Otherwise the account of Christ’s ministry on this planet is characterised by the confounding of human expectations and behaviours.  The Biblical Jesus constantly acts in ways that both his friends and enemies do not expect, and this is part of its genius.  The Jesus of the Bible loves but does not copulate; seeks no earthly riches; does not demand vengeance when rejected and assailed; goes out of His way to be merciful to sinners, the afflicted, and those of lesser social station.  When confronted with extraordinary trial or temptation, He does not buckle—as ordinary, fallible humans do.  The sheer otherworldliness of His example is what sets it apart from all others, and inspires Christians to do likewise.

Mohammed, on the other hand, is all too recognisably human.  When their livelihoods were disrupted by Meccan seizure, Mohammed’s contemporaries turned to banditry, raiding caravans.  Mohammed acts as a typical Semitic tribesman of the period, avenging a slight to group honour by calling upon his followers to kill Ka’b ibn al-Ashraf.  Owing to these early tussles with descendants of Israelites, he develops a lifelong enmity towards Jews.  Harassed by increasing enemy activity, Mohammed goes on the offensive, commanding armies in the field at the siege of Medina, and later attacking and capturing Mecca.  He marries thirteen times, although the Qur’an states that Muslim polygyny has a maximum concurrent limit of four wives.  Mohammed is a man in which we can see earthly desires, attitudes and appetites quite clearly on display.

Like the Belmont Club commenter, it is difficult to see how any Muslim—even the earnest Irshad Manji—could offer up a compelling platform of broad-based reform for Islam, given the proclivities and examples of its founder.  A watered-down, “New Learning” of Mohammed, disavowing the bloodshed, deception and—let’s be honest—utter disregard for the rights and aspirations of women, is not going to be an easy sell to the ummah.  If Mohammed is the penultimate Muslim, what possible justification could be offered (and accepted) for substantially altering the character of this foundational figure?  More than likely such a proselytiser will end up branded a heretic at best, and slain at worst.  Because the founder himself has engaged in a wide array of human behaviour—not all of it admirable or good—the followers do not have very firm ground by which to disavow such negative examples.

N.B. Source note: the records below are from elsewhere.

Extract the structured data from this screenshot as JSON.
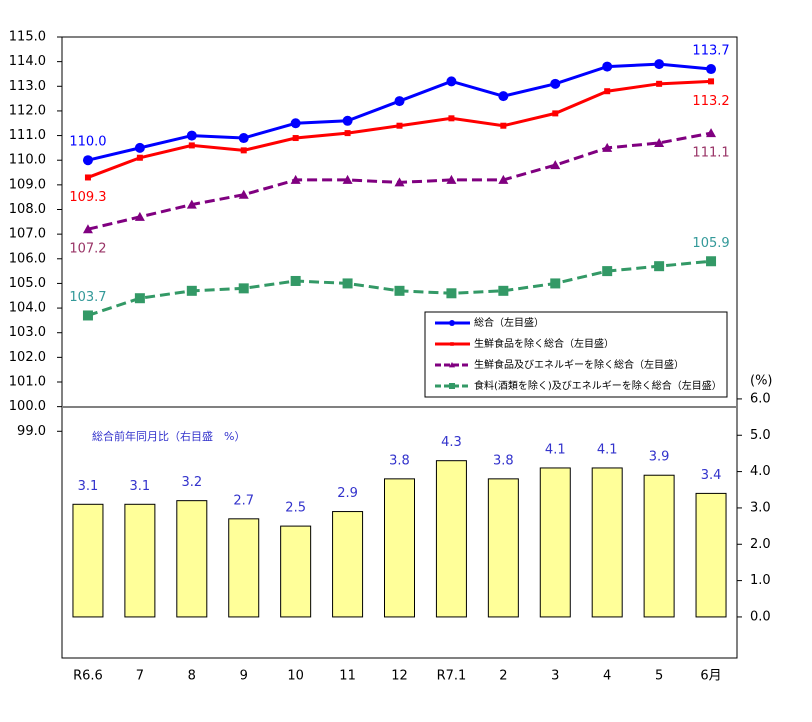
{
  "chart_data": {
    "type": "line-bar",
    "categories": [
      "R6.6",
      "7",
      "8",
      "9",
      "10",
      "11",
      "12",
      "R7.1",
      "2",
      "3",
      "4",
      "5",
      "6月"
    ],
    "ylim": [
      89.8,
      115
    ],
    "yticks": [
      {
        "value": 99,
        "label": "99.0"
      },
      {
        "value": 100,
        "label": "100.0"
      },
      {
        "value": 101,
        "label": "101.0"
      },
      {
        "value": 102,
        "label": "102.0"
      },
      {
        "value": 103,
        "label": "103.0"
      },
      {
        "value": 104,
        "label": "104.0"
      },
      {
        "value": 105,
        "label": "105.0"
      },
      {
        "value": 106,
        "label": "106.0"
      },
      {
        "value": 107,
        "label": "107.0"
      },
      {
        "value": 108,
        "label": "108.0"
      },
      {
        "value": 109,
        "label": "109.0"
      },
      {
        "value": 110,
        "label": "110.0"
      },
      {
        "value": 111,
        "label": "111.0"
      },
      {
        "value": 112,
        "label": "112.0"
      },
      {
        "value": 113,
        "label": "113.0"
      },
      {
        "value": 114,
        "label": "114.0"
      },
      {
        "value": 115,
        "label": "115.0"
      }
    ],
    "y2label": "(%)",
    "y2lim": [
      -1.13,
      15.96
    ],
    "y2ticks": [
      {
        "value": 0,
        "label": "0.0"
      },
      {
        "value": 1,
        "label": "1.0"
      },
      {
        "value": 2,
        "label": "2.0"
      },
      {
        "value": 3,
        "label": "3.0"
      },
      {
        "value": 4,
        "label": "4.0"
      },
      {
        "value": 5,
        "label": "5.0"
      },
      {
        "value": 6,
        "label": "6.0"
      }
    ],
    "series": [
      {
        "name": "総合（左目盛）",
        "color": "#0000ff",
        "marker": "circle",
        "dash": false,
        "values": [
          110.0,
          110.5,
          111.0,
          110.9,
          111.5,
          111.6,
          112.4,
          113.2,
          112.6,
          113.1,
          113.8,
          113.9,
          113.7
        ],
        "value_labels": [
          "110.0",
          null,
          null,
          null,
          null,
          null,
          null,
          null,
          null,
          null,
          null,
          null,
          "113.7"
        ]
      },
      {
        "name": "生鮮食品を除く総合（左目盛）",
        "color": "#ff0000",
        "marker": "square-small",
        "dash": false,
        "values": [
          109.3,
          110.1,
          110.6,
          110.4,
          110.9,
          111.1,
          111.4,
          111.7,
          111.4,
          111.9,
          112.8,
          113.1,
          113.2
        ],
        "value_labels": [
          "109.3",
          null,
          null,
          null,
          null,
          null,
          null,
          null,
          null,
          null,
          null,
          null,
          "113.2"
        ]
      },
      {
        "name": "生鮮食品及びエネルギーを除く総合（左目盛）",
        "color": "#800080",
        "label_color": "#993366",
        "marker": "triangle",
        "dash": true,
        "values": [
          107.2,
          107.7,
          108.2,
          108.6,
          109.2,
          109.2,
          109.1,
          109.2,
          109.2,
          109.8,
          110.5,
          110.7,
          111.1
        ],
        "value_labels": [
          "107.2",
          null,
          null,
          null,
          null,
          null,
          null,
          null,
          null,
          null,
          null,
          null,
          "111.1"
        ]
      },
      {
        "name": "食料(酒類を除く)及びエネルギーを除く総合（左目盛）",
        "color": "#339966",
        "label_color": "#339999",
        "marker": "square",
        "dash": true,
        "values": [
          103.7,
          104.4,
          104.7,
          104.8,
          105.1,
          105.0,
          104.7,
          104.6,
          104.7,
          105.0,
          105.5,
          105.7,
          105.9
        ],
        "value_labels": [
          "103.7",
          null,
          null,
          null,
          null,
          null,
          null,
          null,
          null,
          null,
          null,
          null,
          "105.9"
        ]
      },
      {
        "name": "総合前年同月比（右目盛　%）",
        "type": "bar",
        "axis": "y2",
        "color": "#ffff99",
        "label_color": "#3333cc",
        "values": [
          3.1,
          3.1,
          3.2,
          2.7,
          2.5,
          2.9,
          3.8,
          4.3,
          3.8,
          4.1,
          4.1,
          3.9,
          3.4
        ]
      }
    ]
  }
}
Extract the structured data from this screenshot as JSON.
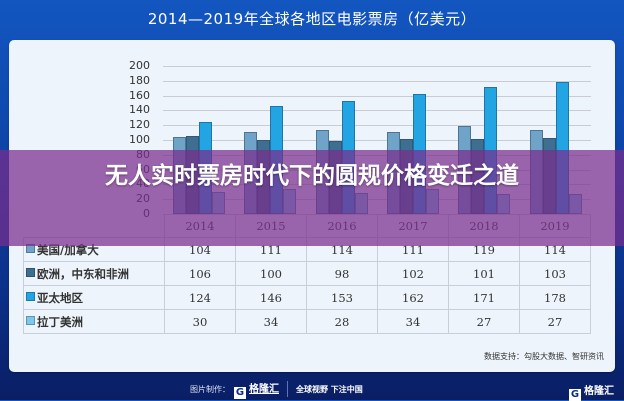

This is why, ultimately, I have a great deal of skepticism about Western efforts in Afghanistan, Iraq and elsewhere.  I have no doubt that the West possesses the military might to crush Islamic radicalism wherever and whenever it arises.  What it lacks is the philosophical wherewithal to point out that Mohammed’s example is one very few men should want to emulate, and that Islam—as embodied in the life of its founder—is not a way to overcome human appetites and frailties, but rather a way to be ensnared by them.  Building better Islamic societies is, like building better Communism or Fascism, simply building better machines for human misery.